Publication

Early Postoperative FDG-PET-CT Imaging Results in a Relevant Upstaging in the pN2 Subgroup of Stage III Colorectal Cancer Patients

Journal Paper/Review - Mar 21, 2017

Units
PubMed
Doi

Citation
Fehr M, Müller J, Knitel M, Fornaro J, Horber D, Koeberle D, Cerny T, Gueller U. Early Postoperative FDG-PET-CT Imaging Results in a Relevant Upstaging in the pN2 Subgroup of Stage III Colorectal Cancer Patients.

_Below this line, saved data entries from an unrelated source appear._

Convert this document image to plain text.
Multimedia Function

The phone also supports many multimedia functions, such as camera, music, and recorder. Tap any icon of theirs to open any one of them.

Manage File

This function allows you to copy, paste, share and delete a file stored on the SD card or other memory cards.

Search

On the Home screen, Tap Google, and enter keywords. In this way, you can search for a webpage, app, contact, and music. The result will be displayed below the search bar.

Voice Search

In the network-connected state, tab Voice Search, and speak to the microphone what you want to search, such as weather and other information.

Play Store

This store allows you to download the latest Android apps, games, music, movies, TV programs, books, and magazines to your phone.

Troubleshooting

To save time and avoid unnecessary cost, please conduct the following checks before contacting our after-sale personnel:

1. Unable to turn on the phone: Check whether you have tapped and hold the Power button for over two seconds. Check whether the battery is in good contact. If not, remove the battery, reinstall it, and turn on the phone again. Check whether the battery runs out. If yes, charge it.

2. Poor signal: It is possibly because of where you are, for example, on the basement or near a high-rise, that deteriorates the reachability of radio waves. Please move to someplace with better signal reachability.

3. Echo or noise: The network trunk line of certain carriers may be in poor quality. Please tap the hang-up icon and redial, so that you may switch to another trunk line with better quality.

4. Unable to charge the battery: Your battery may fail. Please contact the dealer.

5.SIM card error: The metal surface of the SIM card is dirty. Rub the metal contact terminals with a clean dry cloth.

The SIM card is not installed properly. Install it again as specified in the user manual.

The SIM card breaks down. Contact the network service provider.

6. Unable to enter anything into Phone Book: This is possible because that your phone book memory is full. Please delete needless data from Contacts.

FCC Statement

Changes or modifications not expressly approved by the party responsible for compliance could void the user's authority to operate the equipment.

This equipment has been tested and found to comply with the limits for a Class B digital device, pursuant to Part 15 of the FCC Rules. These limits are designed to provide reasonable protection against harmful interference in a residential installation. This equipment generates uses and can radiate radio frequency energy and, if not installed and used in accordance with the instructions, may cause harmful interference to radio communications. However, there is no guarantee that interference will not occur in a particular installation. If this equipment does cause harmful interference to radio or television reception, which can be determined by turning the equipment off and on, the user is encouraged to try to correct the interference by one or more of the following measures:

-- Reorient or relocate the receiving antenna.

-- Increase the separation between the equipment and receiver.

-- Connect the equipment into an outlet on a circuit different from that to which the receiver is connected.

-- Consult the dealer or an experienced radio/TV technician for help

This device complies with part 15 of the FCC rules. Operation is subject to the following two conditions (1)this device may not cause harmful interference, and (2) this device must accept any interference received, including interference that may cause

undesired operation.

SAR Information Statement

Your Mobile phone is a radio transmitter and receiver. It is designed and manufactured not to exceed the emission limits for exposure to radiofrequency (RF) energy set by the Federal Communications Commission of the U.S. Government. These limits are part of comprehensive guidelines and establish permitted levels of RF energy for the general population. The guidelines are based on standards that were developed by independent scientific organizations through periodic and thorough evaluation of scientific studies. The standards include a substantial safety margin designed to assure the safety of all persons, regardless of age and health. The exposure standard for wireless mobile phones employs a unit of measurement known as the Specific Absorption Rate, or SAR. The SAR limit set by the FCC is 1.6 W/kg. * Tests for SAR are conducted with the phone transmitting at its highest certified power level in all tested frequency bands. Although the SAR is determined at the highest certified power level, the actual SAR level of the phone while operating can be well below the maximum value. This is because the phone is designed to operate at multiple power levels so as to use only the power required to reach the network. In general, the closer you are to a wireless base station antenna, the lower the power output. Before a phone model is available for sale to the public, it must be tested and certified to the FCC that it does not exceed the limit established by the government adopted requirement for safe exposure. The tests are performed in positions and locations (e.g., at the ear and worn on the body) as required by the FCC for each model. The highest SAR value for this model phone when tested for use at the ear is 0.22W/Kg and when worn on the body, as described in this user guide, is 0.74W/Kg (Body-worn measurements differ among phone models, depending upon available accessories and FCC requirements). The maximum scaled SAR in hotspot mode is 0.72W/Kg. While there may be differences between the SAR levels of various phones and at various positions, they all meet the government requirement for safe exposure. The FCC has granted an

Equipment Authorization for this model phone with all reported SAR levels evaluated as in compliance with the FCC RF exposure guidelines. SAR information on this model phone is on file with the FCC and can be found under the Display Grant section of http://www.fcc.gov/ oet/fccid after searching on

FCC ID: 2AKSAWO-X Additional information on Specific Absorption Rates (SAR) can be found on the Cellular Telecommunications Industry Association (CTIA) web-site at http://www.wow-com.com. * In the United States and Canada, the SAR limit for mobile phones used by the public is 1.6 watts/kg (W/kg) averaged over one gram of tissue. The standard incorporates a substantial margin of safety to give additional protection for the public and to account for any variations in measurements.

Clin Colorectal Cancer 2017
Type
Journal Paper/Review (English)
Journal
Clin Colorectal Cancer 2017
Publication Date
Mar 21, 2017
Issn Electronic
1938-0674
Brief description/objective

INTRODUCTION
Clinical practice guidelines regarding follow-up in patients after curative resection of colorectal cancer (CRC) vary widely. Current follow-up recommendations do not include additional postoperative imaging before starting adjuvant treatment in any patients. We evaluated the potential benefit of our institutional approach, recommending (18)fluor-deoxy-glucose (FDG)-positron emission tomography (PET)-computed tomography (CT) imaging in CRC stage III patients with ≥4 locoregional lymph node metastases (pN2).

PATIENTS AND METHODS
Our study included all patients from a single center with complete resection of a pT1-4, pN2, cM0 CRC. All patients were considered free of distant metastases on the basis of preoperative CT imaging of the chest, abdomen, and pelvis. The main objective of the present study was to assess the proportion of patients with changes of therapeutic management (defined as any other treatment than the preplanned adjuvant chemotherapy) because of the results of additional postoperative FDG-PET-CT imaging.

RESULTS
Fifty patients (22 female/28 male) were included; the median age was 64 years (range, 37-78 years). Previously undiagnosed metastatic disease resulting in a change of the therapeutic management was detected using postoperative FDG-PET-CT imaging in 7 patients (14.0%; 95% confidence interval, 5.8%-26.7%). The number needed to screen to detect new or previously occult metastases was 7 (7 of 50).

CONCLUSION
To our knowledge, this is the first study to evaluate the role of an additional postoperative FDG-PET-CT scan before adjuvant treatment in patients with completely resected CRC with ≥4 lymph node metastases (pT1-4, pN2) and without distant metastases on preoperative CT imaging (cM0). Postoperative FDG-PET-CT imaging represents a valuable tool for the detection of new macrometastases in the subgroup of pN2 cM0 CRC patients. The low number needed to screen for consequent therapeutic changes is clinically relevant and should be further evaluated.